18 NOVEMBER 1949, Page 46

Irishwomen

Bricks and Flowers. By Katherine Everett (Constable. 15s.)

NEITHER the sober title of this autobiography, nor the illustrations of ladies in Court dress or of houses and gardens created by the writer, give any hint of the glorious touch of lunacy to be found in the text. Mrs. Everett is not an Irishwoman for nothing ; but the wilder notes come from her family rather than herself. " We Were so thankful, my dear, to get rid of your mother," one of her aunts explained, when asked why she had not done more to help her nephews and nieces, " that we all decided to have nothing to do with her or her vipers." This was the kindly normal aunt. The other, Aurelia, who was married to a clergyman, was described by Tonks as the only completely primitive adult he had ever known. She thought nothing of starting a fund for building a soldiers' home and diverting the proceeds to buy furniture she happened to need for the vicarage, or swimming the best part of a mile to demand breakfast from a remote and unknown cousin who owned a smart yacht, or sleeping in a flower-bed, or employing a Belgian ex-monk in the capacity of lady's maid. Mrs. Everett's own mother was an unhappy and slightly unhinged fury ; she brought up her children on the Peerage and Anglo-Catholic theology, and forced them to play whist for the money they earned by catching clothes-moths.

From all this Mrs. Everett escaped ; first from the horrors of Irish home life and ultimately even from Aurelia, for Aurelia's son, who had become her husband, took to going away if things became uncomfortable, " as for instance directly after my babies were born," and eventually went away for good. After this, it must be con- fessed, the excitement diminishes ; but even so the author's élan keeps things moving fast enough. If she is not living in a tent while superintending the building of her numerous houses, she is bicycling about Ireland in the troubles or helping a Florentine dentist's assistant to extract a cab-driver's teeth. In her hands even A.R.P. becomes entertaining. Perhaps, after all, though neither " primitive" nor unscrupulous, she is not entirely unlike Aurelia. Like, at least, in her disregard for the duller habits of life and in the zest with which she illuminates its dreariest patches.

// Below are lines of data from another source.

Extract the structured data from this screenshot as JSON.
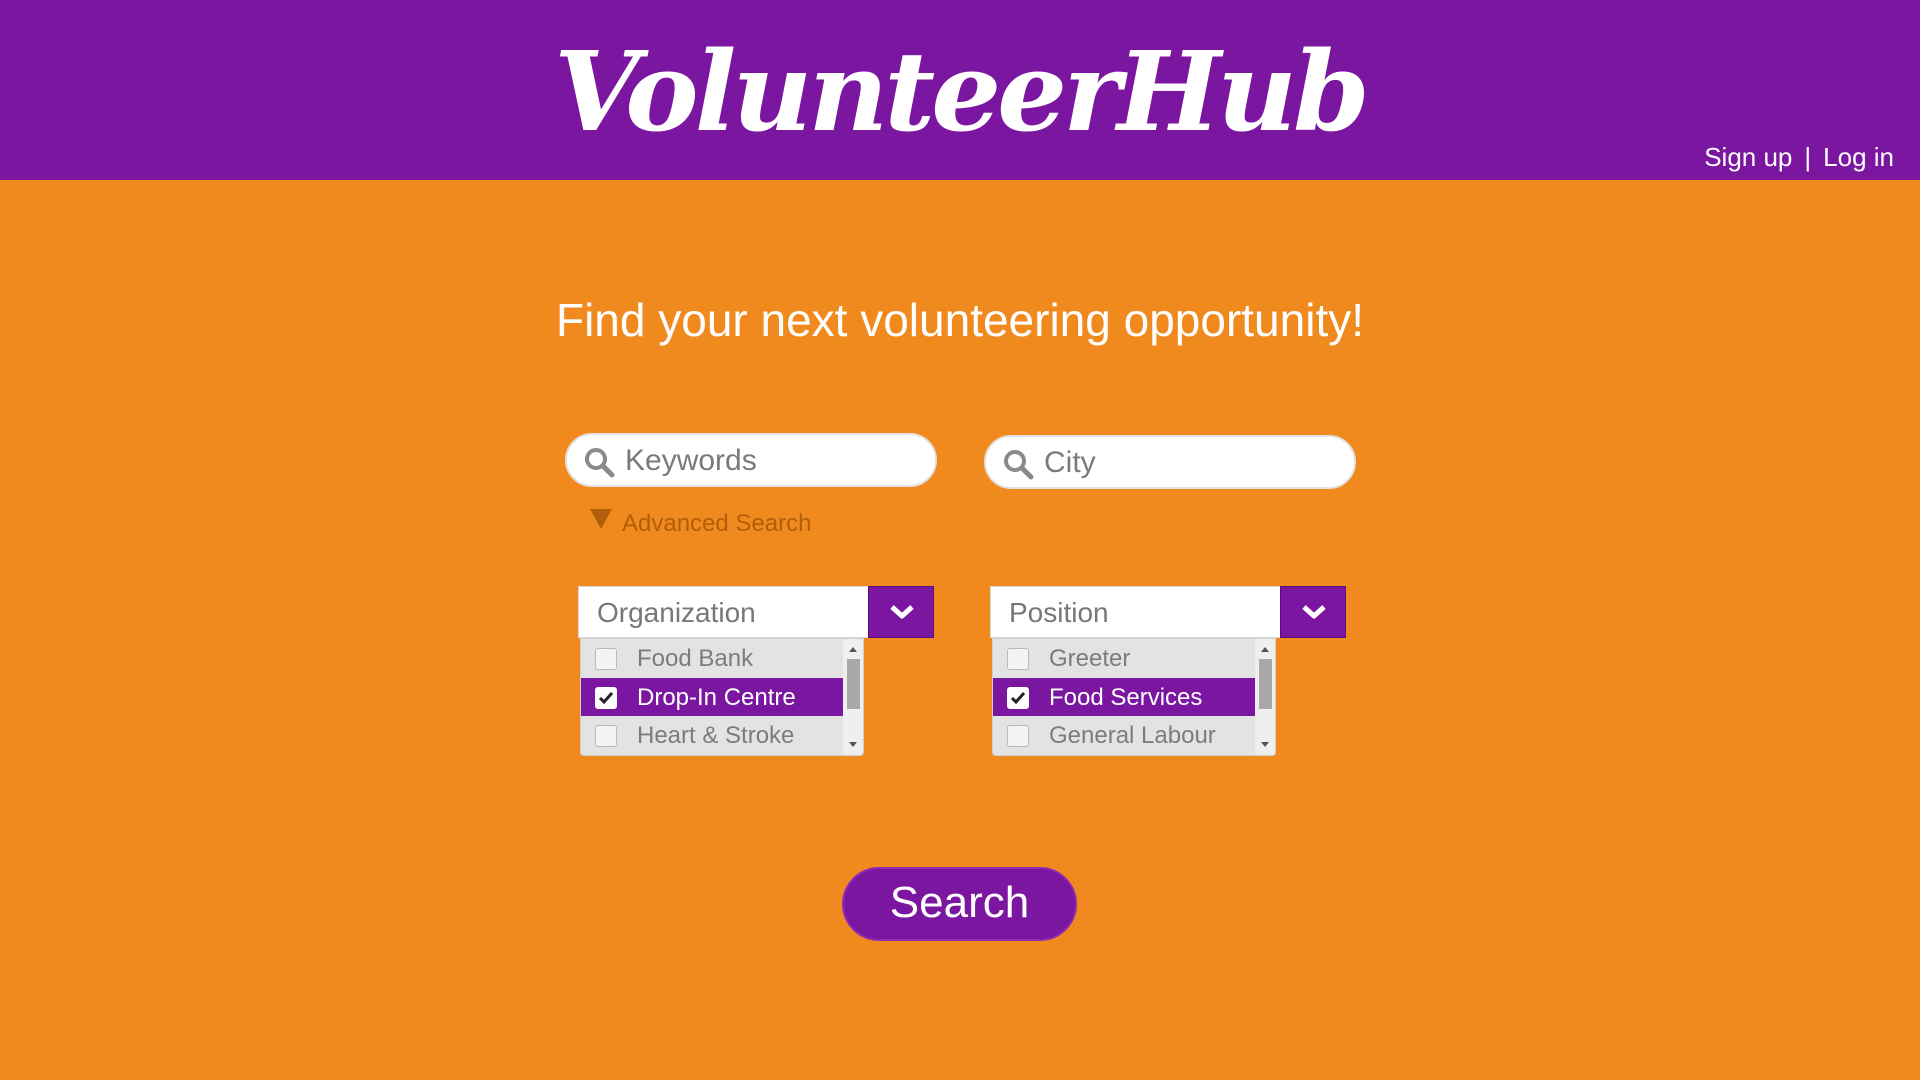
{
  "header": {
    "logo": "VolunteerHub",
    "signup_label": "Sign up",
    "separator": "|",
    "login_label": "Log in"
  },
  "main": {
    "headline": "Find your next volunteering opportunity!",
    "keywords": {
      "placeholder": "Keywords",
      "value": ""
    },
    "city": {
      "placeholder": "City",
      "value": ""
    },
    "advanced_search_label": "Advanced Search",
    "organization": {
      "label": "Organization",
      "options": [
        {
          "label": "Food Bank",
          "checked": false
        },
        {
          "label": "Drop-In Centre",
          "checked": true
        },
        {
          "label": "Heart & Stroke",
          "checked": false
        }
      ]
    },
    "position": {
      "label": "Position",
      "options": [
        {
          "label": "Greeter",
          "checked": false
        },
        {
          "label": "Food Services",
          "checked": true
        },
        {
          "label": "General Labour",
          "checked": false
        }
      ]
    },
    "search_button_label": "Search"
  },
  "colors": {
    "header_bg": "#7b16a0",
    "page_bg": "#f18a1e",
    "accent": "#7b16a0"
  }
}
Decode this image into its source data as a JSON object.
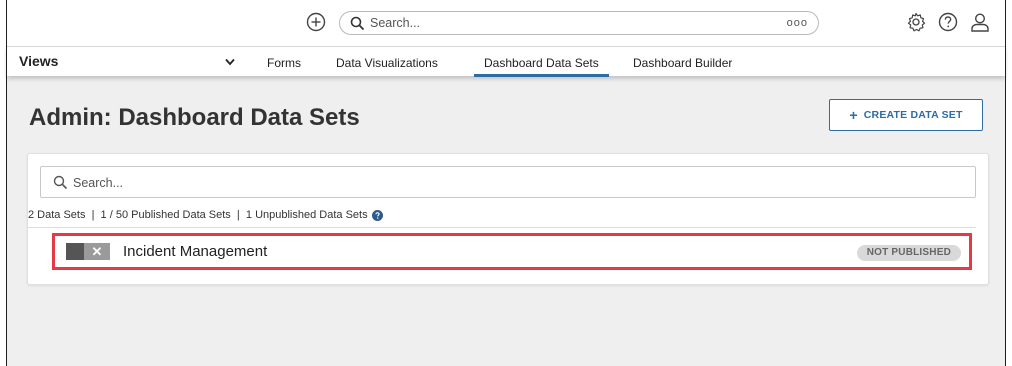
{
  "topbar": {
    "search_placeholder": "Search...",
    "search_more": "ooo"
  },
  "nav": {
    "views_label": "Views",
    "tabs": [
      {
        "label": "Forms",
        "active": false
      },
      {
        "label": "Data Visualizations",
        "active": false
      },
      {
        "label": "Dashboard Data Sets",
        "active": true
      },
      {
        "label": "Dashboard Builder",
        "active": false
      }
    ]
  },
  "page": {
    "title": "Admin: Dashboard Data Sets",
    "create_button": "CREATE DATA SET"
  },
  "list": {
    "search_placeholder": "Search...",
    "summary": "2 Data Sets  |  1 / 50 Published Data Sets  |  1 Unpublished Data Sets",
    "items": [
      {
        "name": "Incident Management",
        "status": "NOT PUBLISHED",
        "published": false
      }
    ]
  },
  "colors": {
    "accent": "#2e6ca4",
    "highlight": "#e63946",
    "background": "#efefef"
  }
}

This, in short, does not in the least resemble the stock auto- biography any more than Mrs. Everett can resemble other octo- genarian ladies who are interested in houses or gardens. It is a gay, constantly surprising book, warmly to be recommended to any reader for a railway journey or a convalescence. Connoisseurs of the wilder bizarreries of family life will enjoy it vastly, even without a journey and in perfect health. LETTICE FO%VLER.